Он. Ты моя смешная худенькая птица. Птенчик. Пинчик… Длинноногий Пинчик, таинственно исчезающий ночью.
Она. Коля, ты не думай, что я мещанка и заражена ханжеской моралью, но я не могу выставлять мир своих чувств, свою личную жизнь всем напоказ.
Он. Весь театр знает, по-моему…
Она. Не знает, а догадывается. Нет, это должно быть только мое и только твое.
Он. Это-это, это да то, то да се, такое-сякое…
Она. Пятое-десятое…
Он. Вот! Будем называть это – «пятое-десятое»… Кстати, и для конспирации хорошо.
Она. Пей чай, Коля. Кстати, о конспирации. Я думаю, мне придется уйти от Горчакова. Он пишет мне грустные и нежные письма, но разрыв между нами становится все больше. Он прекрасный, в сущности, человек, но есть в нем что-то от добросовестного слуги… А я не барыня и не люблю командовать слугами… Ты привез пьесу? Почитаешь мне?
Он. Если тебе не надоела моя беспримерная дикция…
Она. Что ты! Она очаровательна, ей подражают. Ты заметил, что Эраст Гарин буквально перевоплотился в тебя? Он копирует твои жесты, твою походку, твои паузы, твои интонации…
Он. Гарин-то ладно, а вот на днях какой-то картавый голубь в белом костюме разгромил бильярдную на Стромынке под тем предлогом, что он Николай Эрдьман и у него есть «Мандать»! Хорошо, моя артисточка, будет тебе новая пьеса.
Она. Название так и осталось – «Самоубийца»?
Он. Конечно. Все великие пьесы называются одним словом. «Гамлет». «Тартюф». «Ревизор». «Лес»…
Она. Ты только объясни – кто будет ставить, Станиславский или Мейерхольд?
Он. Оба.
Она. Как это?
Он. А вот так, Пинчик! В Москве будет не один «Самоубийца», а сразу двое!
Она. Чтобы Станиславский и Мейерхольд ставили одновременно одну и ту же пьесу? Не может быть.
Он. Мы, авторы, народ легкомысленный, наше дело писать да гонорары получать, а режиссеры пущай промежду себя разбираются… ну, слушай.
Она. Тут диалог? С женой? Давай я за нее почитаю.
Он (читает пьесу, в роли Подсекальникова). Маша, а Маша! Маша, ты спишь, Маша?
Она (читает пьесу, в роли Марии Лукьяновны, жены Подсекальникова). А-а-а-а…
Он. Что ты, что ты – это я.
Она. Что ты, Семен?
Он. Маша, я хотел у тебя спросить… Маша… Маша, ты опять спишь? Маша!
Она. А-а-а-а…
Он. Что ты, что ты – это я…
Она. Это ты, Семен?
Он. Ну да, я.
Она. Что ты, Семен?
Он. Маша, я хотел у тебя спросить…
Она. Ну… Ну, чего же ты, Семен… Сеня…
Он. Я хотел у тебя спросить… что, у нас от обеда ливерной колбасы не осталось?
Она. Чего?
Он. Я говорю: что, у нас от обеда ливерной колбасы не осталось?

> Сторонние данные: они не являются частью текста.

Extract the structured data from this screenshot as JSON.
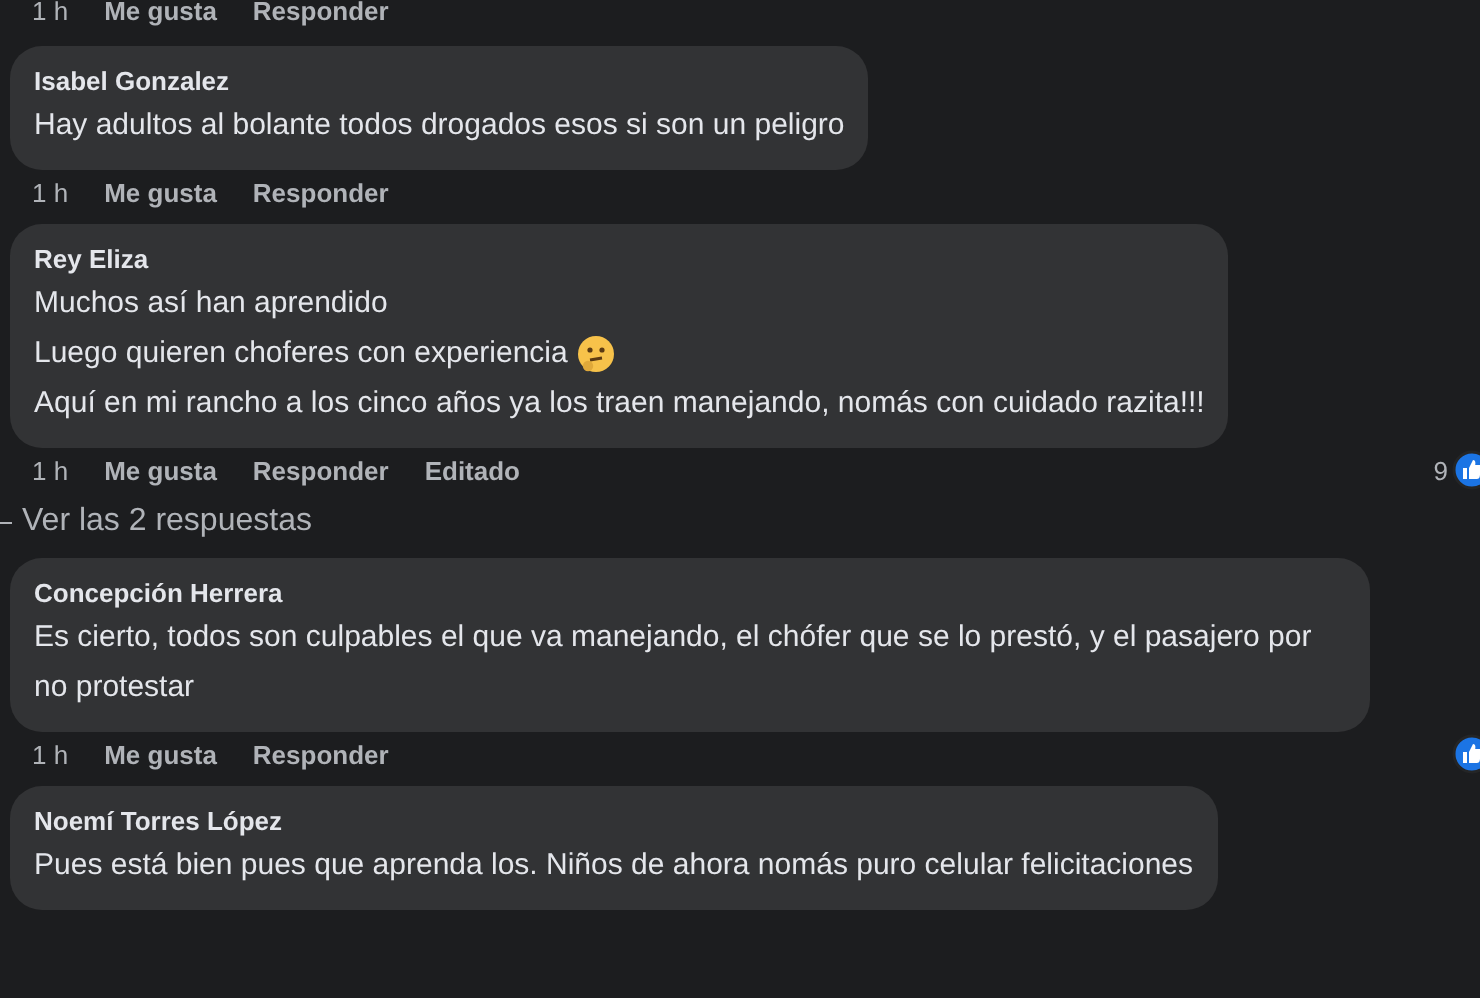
{
  "thread": [
    {
      "kind": "actions",
      "time": "1 h",
      "like": "Me gusta",
      "reply": "Responder"
    },
    {
      "kind": "comment",
      "author": "Isabel Gonzalez",
      "lines": [
        {
          "text": "Hay adultos al bolante todos drogados esos si son un peligro"
        }
      ],
      "time": "1 h",
      "like": "Me gusta",
      "reply": "Responder"
    },
    {
      "kind": "comment",
      "author": "Rey Eliza",
      "lines": [
        {
          "text": "Muchos así han aprendido"
        },
        {
          "text": "Luego quieren choferes con experiencia",
          "emoji": true
        },
        {
          "text": "Aquí en mi rancho a los cinco años ya los traen manejando, nomás con cuidado razita!!!"
        }
      ],
      "time": "1 h",
      "like": "Me gusta",
      "reply": "Responder",
      "edited": "Editado",
      "liked": true,
      "reactions": "9"
    },
    {
      "kind": "replies",
      "label": "Ver las 2 respuestas"
    },
    {
      "kind": "comment",
      "author": "Concepción Herrera",
      "lines": [
        {
          "text": "Es cierto, todos son culpables el que va manejando, el chófer que se lo prestó, y el pasajero por no protestar"
        }
      ],
      "time": "1 h",
      "like": "Me gusta",
      "reply": "Responder",
      "liked": true
    },
    {
      "kind": "comment",
      "author": "Noemí Torres López",
      "lines": [
        {
          "text": "Pues está bien pues que aprenda los. Niños de ahora nomás puro celular felicitaciones"
        }
      ]
    }
  ]
}
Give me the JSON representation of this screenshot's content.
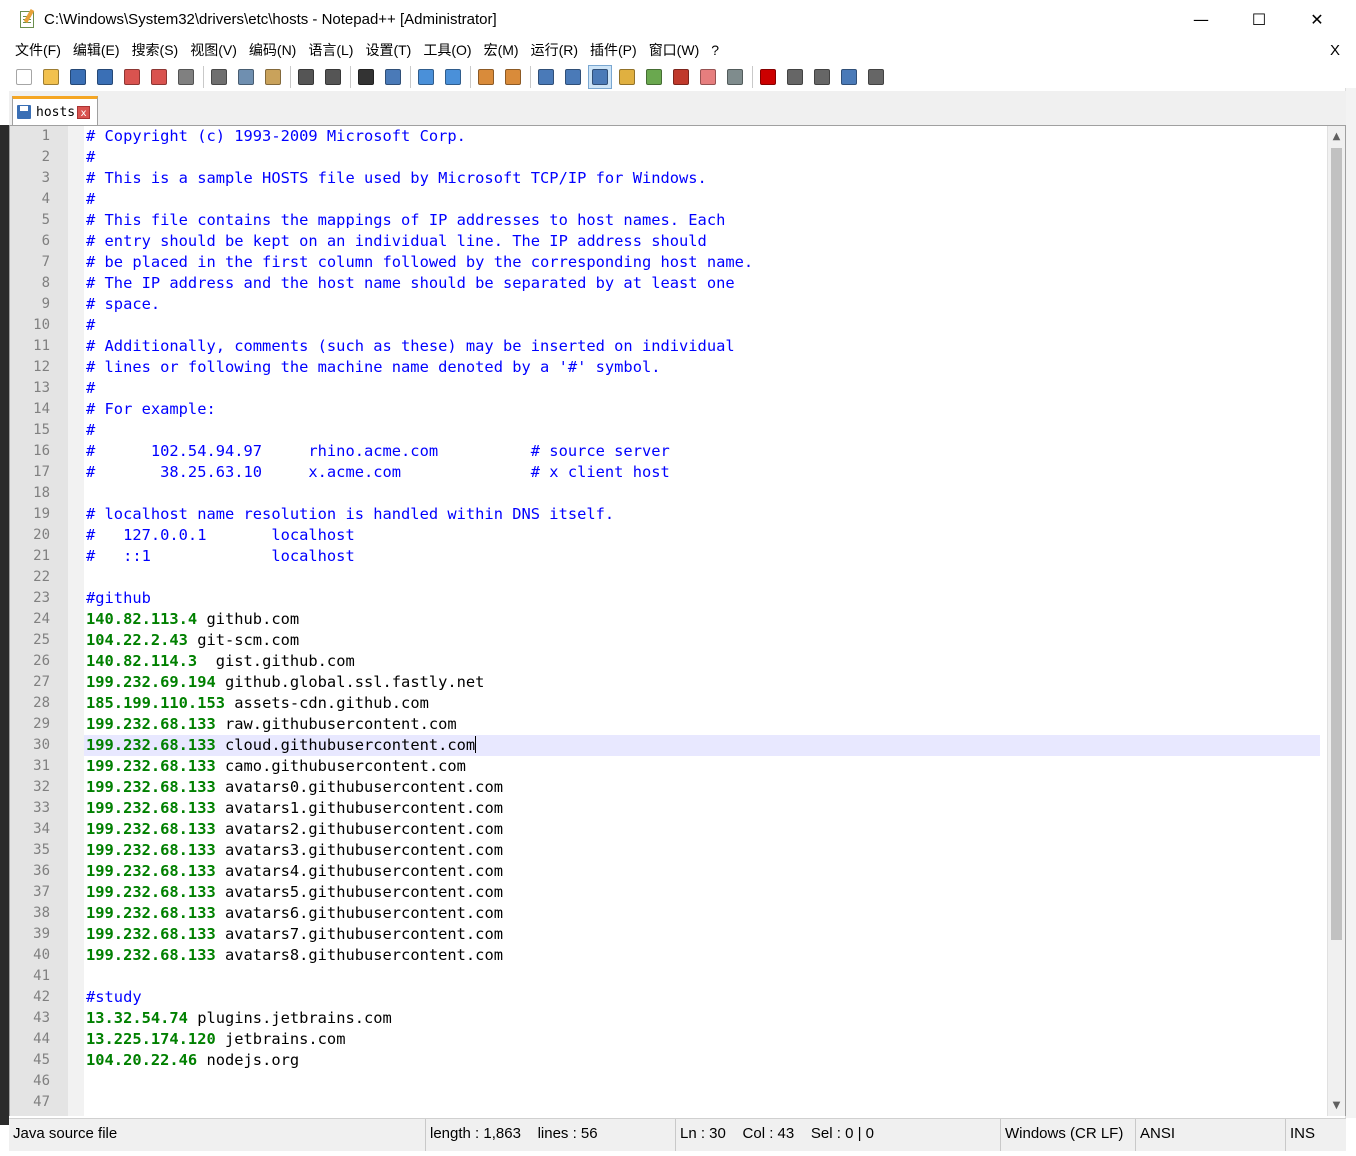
{
  "window": {
    "title": "C:\\Windows\\System32\\drivers\\etc\\hosts - Notepad++ [Administrator]",
    "minimize": "—",
    "maximize": "☐",
    "close": "✕"
  },
  "menu": {
    "items": [
      "文件(F)",
      "编辑(E)",
      "搜索(S)",
      "视图(V)",
      "编码(N)",
      "语言(L)",
      "设置(T)",
      "工具(O)",
      "宏(M)",
      "运行(R)",
      "插件(P)",
      "窗口(W)",
      "?"
    ],
    "close_doc": "X"
  },
  "toolbar": {
    "buttons": [
      {
        "name": "new-file-icon",
        "color": "#ffffff"
      },
      {
        "name": "open-file-icon",
        "color": "#f2c14e"
      },
      {
        "name": "save-icon",
        "color": "#3a6fb5"
      },
      {
        "name": "save-all-icon",
        "color": "#3a6fb5"
      },
      {
        "name": "close-icon",
        "color": "#d9534f"
      },
      {
        "name": "close-all-icon",
        "color": "#d9534f"
      },
      {
        "name": "print-icon",
        "color": "#808080"
      },
      {
        "sep": true
      },
      {
        "name": "cut-icon",
        "color": "#6f6f6f"
      },
      {
        "name": "copy-icon",
        "color": "#6f8fb0"
      },
      {
        "name": "paste-icon",
        "color": "#c9a25b"
      },
      {
        "sep": true
      },
      {
        "name": "undo-icon",
        "color": "#555555"
      },
      {
        "name": "redo-icon",
        "color": "#555555"
      },
      {
        "sep": true
      },
      {
        "name": "find-icon",
        "color": "#333333"
      },
      {
        "name": "replace-icon",
        "color": "#4a7ab8"
      },
      {
        "sep": true
      },
      {
        "name": "zoom-in-icon",
        "color": "#4a90d9"
      },
      {
        "name": "zoom-out-icon",
        "color": "#4a90d9"
      },
      {
        "sep": true
      },
      {
        "name": "sync-vertical-icon",
        "color": "#d98b3a"
      },
      {
        "name": "sync-horizontal-icon",
        "color": "#d98b3a"
      },
      {
        "sep": true
      },
      {
        "name": "word-wrap-icon",
        "color": "#4a7ab8"
      },
      {
        "name": "show-all-chars-icon",
        "color": "#4a7ab8"
      },
      {
        "name": "indent-guide-icon",
        "color": "#4a7ab8",
        "active": true
      },
      {
        "name": "define-language-icon",
        "color": "#e0b040"
      },
      {
        "name": "document-map-icon",
        "color": "#6aa84f"
      },
      {
        "name": "function-list-icon",
        "color": "#c0392b"
      },
      {
        "name": "folder-workspace-icon",
        "color": "#e67e7e"
      },
      {
        "name": "monitoring-icon",
        "color": "#7f8c8d"
      },
      {
        "sep": true
      },
      {
        "name": "macro-record-icon",
        "color": "#cc0000"
      },
      {
        "name": "macro-stop-icon",
        "color": "#666666"
      },
      {
        "name": "macro-play-icon",
        "color": "#666666"
      },
      {
        "name": "macro-run-multiple-icon",
        "color": "#4a7ab8"
      },
      {
        "name": "macro-save-icon",
        "color": "#666666"
      }
    ]
  },
  "tab": {
    "label": "hosts",
    "close": "x"
  },
  "editor": {
    "current_line": 30,
    "lines": [
      {
        "n": "1",
        "parts": [
          {
            "t": "# Copyright (c) 1993-2009 Microsoft Corp.",
            "c": "cmt"
          }
        ]
      },
      {
        "n": "2",
        "parts": [
          {
            "t": "#",
            "c": "cmt"
          }
        ]
      },
      {
        "n": "3",
        "parts": [
          {
            "t": "# This is a sample HOSTS file used by Microsoft TCP/IP for Windows.",
            "c": "cmt"
          }
        ]
      },
      {
        "n": "4",
        "parts": [
          {
            "t": "#",
            "c": "cmt"
          }
        ]
      },
      {
        "n": "5",
        "parts": [
          {
            "t": "# This file contains the mappings of IP addresses to host names. Each",
            "c": "cmt"
          }
        ]
      },
      {
        "n": "6",
        "parts": [
          {
            "t": "# entry should be kept on an individual line. The IP address should",
            "c": "cmt"
          }
        ]
      },
      {
        "n": "7",
        "parts": [
          {
            "t": "# be placed in the first column followed by the corresponding host name.",
            "c": "cmt"
          }
        ]
      },
      {
        "n": "8",
        "parts": [
          {
            "t": "# The IP address and the host name should be separated by at least one",
            "c": "cmt"
          }
        ]
      },
      {
        "n": "9",
        "parts": [
          {
            "t": "# space.",
            "c": "cmt"
          }
        ]
      },
      {
        "n": "10",
        "parts": [
          {
            "t": "#",
            "c": "cmt"
          }
        ]
      },
      {
        "n": "11",
        "parts": [
          {
            "t": "# Additionally, comments (such as these) may be inserted on individual",
            "c": "cmt"
          }
        ]
      },
      {
        "n": "12",
        "parts": [
          {
            "t": "# lines or following the machine name denoted by a '#' symbol.",
            "c": "cmt"
          }
        ]
      },
      {
        "n": "13",
        "parts": [
          {
            "t": "#",
            "c": "cmt"
          }
        ]
      },
      {
        "n": "14",
        "parts": [
          {
            "t": "# For example:",
            "c": "cmt"
          }
        ]
      },
      {
        "n": "15",
        "parts": [
          {
            "t": "#",
            "c": "cmt"
          }
        ]
      },
      {
        "n": "16",
        "parts": [
          {
            "t": "#      102.54.94.97     rhino.acme.com          # source server",
            "c": "cmt"
          }
        ]
      },
      {
        "n": "17",
        "parts": [
          {
            "t": "#       38.25.63.10     x.acme.com              # x client host",
            "c": "cmt"
          }
        ]
      },
      {
        "n": "18",
        "parts": []
      },
      {
        "n": "19",
        "parts": [
          {
            "t": "# localhost name resolution is handled within DNS itself.",
            "c": "cmt"
          }
        ]
      },
      {
        "n": "20",
        "parts": [
          {
            "t": "#   127.0.0.1       localhost",
            "c": "cmt"
          }
        ]
      },
      {
        "n": "21",
        "parts": [
          {
            "t": "#   ::1             localhost",
            "c": "cmt"
          }
        ]
      },
      {
        "n": "22",
        "parts": []
      },
      {
        "n": "23",
        "parts": [
          {
            "t": "#github",
            "c": "cmt"
          }
        ]
      },
      {
        "n": "24",
        "parts": [
          {
            "t": "140.82.113.4",
            "c": "ip"
          },
          {
            "t": " github.com",
            "c": "host"
          }
        ]
      },
      {
        "n": "25",
        "parts": [
          {
            "t": "104.22.2.43",
            "c": "ip"
          },
          {
            "t": " git-scm.com",
            "c": "host"
          }
        ]
      },
      {
        "n": "26",
        "parts": [
          {
            "t": "140.82.114.3",
            "c": "ip"
          },
          {
            "t": "  gist.github.com",
            "c": "host"
          }
        ]
      },
      {
        "n": "27",
        "parts": [
          {
            "t": "199.232.69.194",
            "c": "ip"
          },
          {
            "t": " github.global.ssl.fastly.net",
            "c": "host"
          }
        ]
      },
      {
        "n": "28",
        "parts": [
          {
            "t": "185.199.110.153",
            "c": "ip"
          },
          {
            "t": " assets-cdn.github.com",
            "c": "host"
          }
        ]
      },
      {
        "n": "29",
        "parts": [
          {
            "t": "199.232.68.133",
            "c": "ip"
          },
          {
            "t": " raw.githubusercontent.com",
            "c": "host"
          }
        ]
      },
      {
        "n": "30",
        "parts": [
          {
            "t": "199.232.68.133",
            "c": "ip"
          },
          {
            "t": " cloud.githubusercontent.com",
            "c": "host"
          }
        ]
      },
      {
        "n": "31",
        "parts": [
          {
            "t": "199.232.68.133",
            "c": "ip"
          },
          {
            "t": " camo.githubusercontent.com",
            "c": "host"
          }
        ]
      },
      {
        "n": "32",
        "parts": [
          {
            "t": "199.232.68.133",
            "c": "ip"
          },
          {
            "t": " avatars0.githubusercontent.com",
            "c": "host"
          }
        ]
      },
      {
        "n": "33",
        "parts": [
          {
            "t": "199.232.68.133",
            "c": "ip"
          },
          {
            "t": " avatars1.githubusercontent.com",
            "c": "host"
          }
        ]
      },
      {
        "n": "34",
        "parts": [
          {
            "t": "199.232.68.133",
            "c": "ip"
          },
          {
            "t": " avatars2.githubusercontent.com",
            "c": "host"
          }
        ]
      },
      {
        "n": "35",
        "parts": [
          {
            "t": "199.232.68.133",
            "c": "ip"
          },
          {
            "t": " avatars3.githubusercontent.com",
            "c": "host"
          }
        ]
      },
      {
        "n": "36",
        "parts": [
          {
            "t": "199.232.68.133",
            "c": "ip"
          },
          {
            "t": " avatars4.githubusercontent.com",
            "c": "host"
          }
        ]
      },
      {
        "n": "37",
        "parts": [
          {
            "t": "199.232.68.133",
            "c": "ip"
          },
          {
            "t": " avatars5.githubusercontent.com",
            "c": "host"
          }
        ]
      },
      {
        "n": "38",
        "parts": [
          {
            "t": "199.232.68.133",
            "c": "ip"
          },
          {
            "t": " avatars6.githubusercontent.com",
            "c": "host"
          }
        ]
      },
      {
        "n": "39",
        "parts": [
          {
            "t": "199.232.68.133",
            "c": "ip"
          },
          {
            "t": " avatars7.githubusercontent.com",
            "c": "host"
          }
        ]
      },
      {
        "n": "40",
        "parts": [
          {
            "t": "199.232.68.133",
            "c": "ip"
          },
          {
            "t": " avatars8.githubusercontent.com",
            "c": "host"
          }
        ]
      },
      {
        "n": "41",
        "parts": []
      },
      {
        "n": "42",
        "parts": [
          {
            "t": "#study",
            "c": "cmt"
          }
        ]
      },
      {
        "n": "43",
        "parts": [
          {
            "t": "13.32.54.74",
            "c": "ip"
          },
          {
            "t": " plugins.jetbrains.com",
            "c": "host"
          }
        ]
      },
      {
        "n": "44",
        "parts": [
          {
            "t": "13.225.174.120",
            "c": "ip"
          },
          {
            "t": " jetbrains.com",
            "c": "host"
          }
        ]
      },
      {
        "n": "45",
        "parts": [
          {
            "t": "104.20.22.46",
            "c": "ip"
          },
          {
            "t": " nodejs.org",
            "c": "host"
          }
        ]
      },
      {
        "n": "46",
        "parts": []
      },
      {
        "n": "47",
        "parts": []
      }
    ]
  },
  "scrollbar": {
    "up": "▲",
    "down": "▼"
  },
  "status": {
    "file_type": "Java source file",
    "length": "length : 1,863    lines : 56",
    "position": "Ln : 30    Col : 43    Sel : 0 | 0",
    "eol": "Windows (CR LF)",
    "encoding": "ANSI",
    "mode": "INS"
  },
  "colors": {
    "comment": "#0000ff",
    "ip": "#008000",
    "current_line": "#e8e8ff",
    "tab_accent": "#f5a623"
  }
}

Она. Ну знаешь, Семен, я всего от тебя ожидала, но чтобы ты ночью с измученной женщиной о ливерной колбасе разговаривал – этого я от тебя ожидать не могла… (Смеется.) Коля, смешно!
Он. Да ты дальше читай. Это разве смешно, вот дальше будет смешно так смешно… Особенно наше правительство обхохочется…
Человек-примечание. Степанова ушла от мужа и поселилась в квартире своей подруги, актрисы Елены Елиной, Елочки. А пьесу о том, как смирный безработный Семен Подсекальников решил застрелиться, потому что при советской власти никому жизни нет, – даже тишайшему обывателю, – не поставил ни Станиславский, ни Мейерхольд. Она была запрещена. Пьеса «пустовата и вредна» – так отчеканил товарищ Сталин.
Он (читает из пьесы). «Помните, что интеллигенция соль нации, и если ее не станет, вам нечем будет посолить кашу, которую вы заварили». Ялта, «Ореанда», Ангелине Осиповне Степановой. Я очень люблю Твои письма. Ты умеешь делать их похожими на себя, и поэтому кажется, что Ты приезжаешь сама, запечатанная в конверте… Два дня назад Бубнов прислал Мейерхольду бумагу о запрещении работы над «Самоубийцей». В театре паника… Для меня это катастрофа не авторская, а человеческая.
Москва, квартира Елены Елиной.
Она. Неужели Луначарский ничего не может сделать? Что он сказал?
Он. Сказал хорошие слова. Не чиновничьи. Ну и что? И Горький читал, и кто только не читал. Все хвалят – а пьеса лежит мертвая. Я начинаю думать, что дело совсем не в Главреперткоме. Запрет идет сверху.